Lower interest rates are what allows you to pay less in finance charges and, as a result, allows your credit card balances to drop more quickly. Just a few percentage points reduction in your interest rates can make a huge difference in your ability to pay off your credit cards.
When you ask your credit card issuers for an interest rate reduction, you have to show why you deserve a lower rate. If you are experiencing difficulty with paying more than your monthly minimums, then your creditors will not be willing to provide a lower interest rate. They may even raise your interest rate if they feel that you represent a higher risk of default. You can take action now to protect yourself.
How We Request a Lower Interest Rate
When we ask your creditors for lower interest rates, we present them with a structured repayment plan (known as a debt management plan) that discloses permissible reasons for lower interest rates according to their guidelines. Our proposal includes debt totals, the number of included accounts and a comprehensive household budget.

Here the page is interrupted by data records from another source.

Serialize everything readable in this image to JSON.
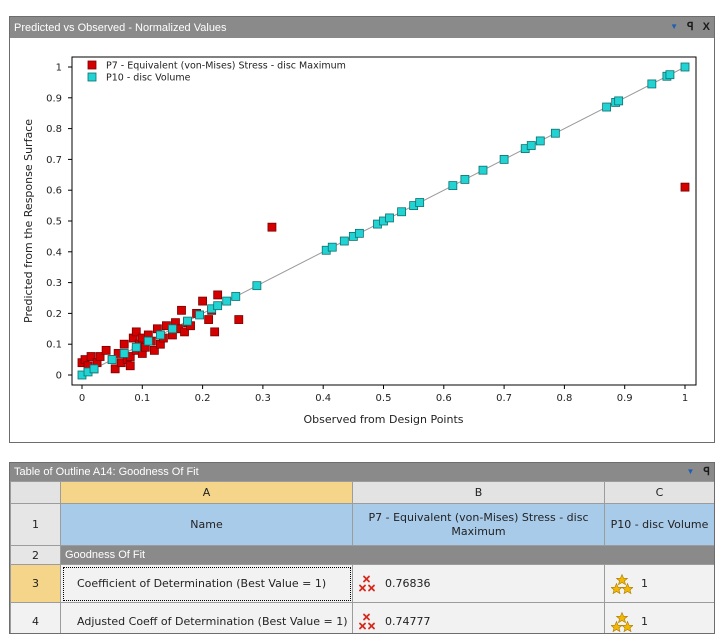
{
  "chart_panel": {
    "title": "Predicted vs Observed - Normalized Values",
    "controls": {
      "dropdown": "▼",
      "pin": "ꟼ",
      "close": "X"
    }
  },
  "chart_data": {
    "type": "scatter",
    "xlabel": "Observed from Design Points",
    "ylabel": "Predicted from the Response Surface",
    "xlim": [
      0,
      1
    ],
    "ylim": [
      0,
      1
    ],
    "xticks": [
      "0",
      "0.1",
      "0.2",
      "0.3",
      "0.4",
      "0.5",
      "0.6",
      "0.7",
      "0.8",
      "0.9",
      "1"
    ],
    "yticks": [
      "0",
      "0.1",
      "0.2",
      "0.3",
      "0.4",
      "0.5",
      "0.6",
      "0.7",
      "0.8",
      "0.9",
      "1"
    ],
    "reference_line": {
      "x": [
        0,
        1
      ],
      "y": [
        0,
        1
      ],
      "color": "#999999"
    },
    "grid": false,
    "legend_position": "top-left",
    "series": [
      {
        "name": "P7 - Equivalent (von-Mises) Stress - disc Maximum",
        "color": "#d40000",
        "x": [
          0.0,
          0.005,
          0.01,
          0.015,
          0.02,
          0.025,
          0.03,
          0.04,
          0.05,
          0.055,
          0.06,
          0.065,
          0.07,
          0.075,
          0.08,
          0.08,
          0.085,
          0.09,
          0.09,
          0.095,
          0.1,
          0.1,
          0.105,
          0.11,
          0.115,
          0.12,
          0.125,
          0.13,
          0.135,
          0.14,
          0.15,
          0.155,
          0.16,
          0.165,
          0.17,
          0.175,
          0.18,
          0.19,
          0.2,
          0.21,
          0.215,
          0.22,
          0.225,
          0.26,
          0.315,
          1.0
        ],
        "y": [
          0.04,
          0.05,
          0.03,
          0.06,
          0.02,
          0.04,
          0.06,
          0.08,
          0.05,
          0.02,
          0.07,
          0.04,
          0.1,
          0.05,
          0.03,
          0.06,
          0.12,
          0.08,
          0.14,
          0.1,
          0.12,
          0.07,
          0.09,
          0.13,
          0.11,
          0.08,
          0.15,
          0.1,
          0.12,
          0.16,
          0.13,
          0.17,
          0.15,
          0.21,
          0.14,
          0.17,
          0.16,
          0.2,
          0.24,
          0.18,
          0.21,
          0.14,
          0.26,
          0.18,
          0.48,
          0.61
        ]
      },
      {
        "name": "P10 - disc Volume",
        "color": "#22d3d3",
        "x": [
          0.0,
          0.01,
          0.02,
          0.05,
          0.07,
          0.09,
          0.11,
          0.13,
          0.15,
          0.175,
          0.195,
          0.215,
          0.225,
          0.24,
          0.255,
          0.29,
          0.405,
          0.415,
          0.435,
          0.45,
          0.46,
          0.49,
          0.5,
          0.51,
          0.53,
          0.55,
          0.56,
          0.615,
          0.635,
          0.665,
          0.7,
          0.735,
          0.745,
          0.76,
          0.785,
          0.87,
          0.885,
          0.89,
          0.945,
          0.97,
          0.975,
          1.0
        ],
        "y": [
          0.0,
          0.01,
          0.02,
          0.05,
          0.07,
          0.09,
          0.11,
          0.13,
          0.15,
          0.175,
          0.195,
          0.215,
          0.225,
          0.24,
          0.255,
          0.29,
          0.405,
          0.415,
          0.435,
          0.45,
          0.46,
          0.49,
          0.5,
          0.51,
          0.53,
          0.55,
          0.56,
          0.615,
          0.635,
          0.665,
          0.7,
          0.735,
          0.745,
          0.76,
          0.785,
          0.87,
          0.885,
          0.89,
          0.945,
          0.97,
          0.975,
          1.0
        ]
      }
    ]
  },
  "table_panel": {
    "title": "Table of Outline A14: Goodness Of Fit",
    "controls": {
      "dropdown": "▼",
      "pin": "ꟼ"
    },
    "column_letters": [
      "A",
      "B",
      "C"
    ],
    "row_numbers": [
      "1",
      "2",
      "3",
      "4"
    ],
    "header": {
      "name": "Name",
      "b": "P7 - Equivalent (von-Mises) Stress - disc Maximum",
      "c": "P10 - disc Volume"
    },
    "section_label": "Goodness Of Fit",
    "rows": [
      {
        "label": "Coefficient of Determination (Best Value = 1)",
        "b_value": "0.76836",
        "b_icon": "red-cross-rating-icon",
        "c_value": "1",
        "c_icon": "gold-stars-rating-icon"
      },
      {
        "label": "Adjusted Coeff of Determination (Best Value = 1)",
        "b_value": "0.74777",
        "b_icon": "red-cross-rating-icon",
        "c_value": "1",
        "c_icon": "gold-stars-rating-icon"
      }
    ]
  }
}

Your creditors will be able to see the need for benefits, and will generally grant you full benefits once they determine that you qualify. The primary purpose of our counseling session is to see what options are available for you, including repayment on your own through strategies that we can recommend. This list of options may vary depending on your financial situation.
If your accredited financial counselor determines that you likely qualify for benefits, then you may be able to find relief through lower interest rates. Lower interest rates are one of the main benefits of enrolling in a debt management plan.
One advantage of using a debt management plan is that once your creditors grant a lower interest rate, your rate is locked in for the duration of the program. In other words, even if the prime rate increases, your rate stays the same. Your rate will not go up as long as you continue making consistent payments through the program.
Lowering Finance Charges
Getting a lower interest rate allows you to sharply reduce the number of finance charges that you are incurring on each account. In addition, the portion of your minimum payment that goes to finance charges shrinks, so that you can focus more on paying toward the actual principal balance.
A debt management plan can allow you to pay less in interest and apply more toward the principal balance. Some creditors offer substantial interest rate reductions. This offers the possibility of paying off the balances far quicker while making lower minimum payments at the same time.